What are you longing for? Where do you long to be? 

I went to see Paradise Lost: Shadows and Wings, the epic opera electronica by noted composer Eric Whitacre. This amazing piece of musical theater weaves together techno music, anime, manga, martial arts and Asian drumming with awesomely beautiful music. As a purely sensory experience, it soars. And for the past two days, I found that the memorable music stayed with me, haunting me, nagging me to remember the story it told.
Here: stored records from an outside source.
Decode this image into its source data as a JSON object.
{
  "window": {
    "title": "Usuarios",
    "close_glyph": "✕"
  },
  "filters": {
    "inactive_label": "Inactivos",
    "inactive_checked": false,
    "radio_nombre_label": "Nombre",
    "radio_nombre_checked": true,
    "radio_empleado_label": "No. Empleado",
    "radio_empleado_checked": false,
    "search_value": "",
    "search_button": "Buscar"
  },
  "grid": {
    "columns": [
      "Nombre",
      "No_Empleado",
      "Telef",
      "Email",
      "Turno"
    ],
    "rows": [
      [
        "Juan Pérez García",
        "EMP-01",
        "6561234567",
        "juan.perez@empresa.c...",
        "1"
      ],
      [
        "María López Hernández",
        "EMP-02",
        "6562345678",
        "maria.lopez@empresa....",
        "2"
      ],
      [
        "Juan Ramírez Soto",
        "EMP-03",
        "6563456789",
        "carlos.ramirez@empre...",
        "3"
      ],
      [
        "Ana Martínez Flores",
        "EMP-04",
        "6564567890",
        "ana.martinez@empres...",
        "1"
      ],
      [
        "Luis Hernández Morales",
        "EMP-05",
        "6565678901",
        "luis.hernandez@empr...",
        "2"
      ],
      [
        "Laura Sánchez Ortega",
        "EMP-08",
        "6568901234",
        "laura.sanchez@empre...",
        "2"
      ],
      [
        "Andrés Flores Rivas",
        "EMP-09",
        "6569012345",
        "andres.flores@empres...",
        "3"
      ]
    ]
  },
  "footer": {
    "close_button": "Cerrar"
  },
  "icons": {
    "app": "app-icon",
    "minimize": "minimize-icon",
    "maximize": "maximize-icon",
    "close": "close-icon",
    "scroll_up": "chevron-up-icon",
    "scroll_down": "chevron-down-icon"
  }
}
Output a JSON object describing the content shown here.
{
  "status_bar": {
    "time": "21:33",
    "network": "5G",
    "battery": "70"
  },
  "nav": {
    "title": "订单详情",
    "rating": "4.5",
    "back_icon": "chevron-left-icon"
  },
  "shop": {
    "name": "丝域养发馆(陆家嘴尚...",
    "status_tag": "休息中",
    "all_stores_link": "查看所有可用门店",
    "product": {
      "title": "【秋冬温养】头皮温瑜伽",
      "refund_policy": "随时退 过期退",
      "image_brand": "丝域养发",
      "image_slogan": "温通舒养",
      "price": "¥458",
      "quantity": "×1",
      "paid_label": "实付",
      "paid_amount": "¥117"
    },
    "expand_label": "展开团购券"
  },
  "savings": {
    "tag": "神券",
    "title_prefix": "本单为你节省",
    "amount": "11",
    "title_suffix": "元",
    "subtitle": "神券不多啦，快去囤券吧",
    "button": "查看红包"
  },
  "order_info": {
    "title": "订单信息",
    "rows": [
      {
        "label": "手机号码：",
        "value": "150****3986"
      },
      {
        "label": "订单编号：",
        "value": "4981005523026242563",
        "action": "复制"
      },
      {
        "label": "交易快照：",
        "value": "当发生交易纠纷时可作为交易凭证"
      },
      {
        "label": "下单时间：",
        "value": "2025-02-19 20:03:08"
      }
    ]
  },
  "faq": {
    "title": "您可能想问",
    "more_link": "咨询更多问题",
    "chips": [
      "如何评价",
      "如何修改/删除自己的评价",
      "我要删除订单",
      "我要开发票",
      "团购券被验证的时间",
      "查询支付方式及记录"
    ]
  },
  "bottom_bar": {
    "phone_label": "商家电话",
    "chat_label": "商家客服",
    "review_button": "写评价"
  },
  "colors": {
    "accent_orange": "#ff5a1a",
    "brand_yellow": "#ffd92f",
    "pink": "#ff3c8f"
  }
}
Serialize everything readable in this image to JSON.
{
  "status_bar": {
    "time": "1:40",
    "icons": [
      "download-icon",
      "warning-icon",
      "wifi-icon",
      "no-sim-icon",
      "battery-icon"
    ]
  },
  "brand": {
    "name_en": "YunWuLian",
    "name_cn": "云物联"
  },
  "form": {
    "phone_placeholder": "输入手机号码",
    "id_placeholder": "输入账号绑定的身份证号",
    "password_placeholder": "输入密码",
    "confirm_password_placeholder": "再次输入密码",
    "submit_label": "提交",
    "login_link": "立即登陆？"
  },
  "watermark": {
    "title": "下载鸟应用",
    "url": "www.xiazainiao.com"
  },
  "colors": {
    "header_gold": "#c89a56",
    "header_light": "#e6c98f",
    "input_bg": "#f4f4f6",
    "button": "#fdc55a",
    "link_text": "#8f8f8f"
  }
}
In the story, lost angels are trying to get back to Paradise. They have been marooned for 17 years, since they were children. Two friends, a young man and woman, sing, 

“All they ever think about
is being any other place than this…
They remember being home,
but they’ve forgotten what it’s like
to feel a paradise of bliss.”

In the end, they don’t make it. But just on the verge of death, they suddenly see what has been right in front of them all along. Realizing their love for each other, they finally embrace and sing,

“If there be a paradise of bliss,
it is this… it is this.”

This could have been my story. I am going through some difficult things in my RL right now. No paradise of bliss, to be sure. There are times when I can’t even remember what it was like not to be weighted down with stress, worry and pain. I find myself wishing, longing for peace. Someday, I think to myself. Someday I will find that happiness I yearn for. It seems so elusive. It is out there somewhere. Like the lost angels in the story, I can’t seem to find my way home.

The song. The song was just so beautiful. It kept spinning in my head. Trying to get my attention.

It was some time this morning when I finally woke up to the message of the song. In the cool of the early morning, the sun streamed through the trees, creating a golden glow in the humid air. Everything around me was green, and so beautiful, bathed in golden light. As I thought of how much I have to be grateful for, even in the midst of trouble, and of the One who loves me, I realized that the bliss I long for is not “out there” somewhere. It is here. Now. Right in front of me. I don’t have to go searching. I just have to open my eyes.

If there be a paradise of bliss… it is this.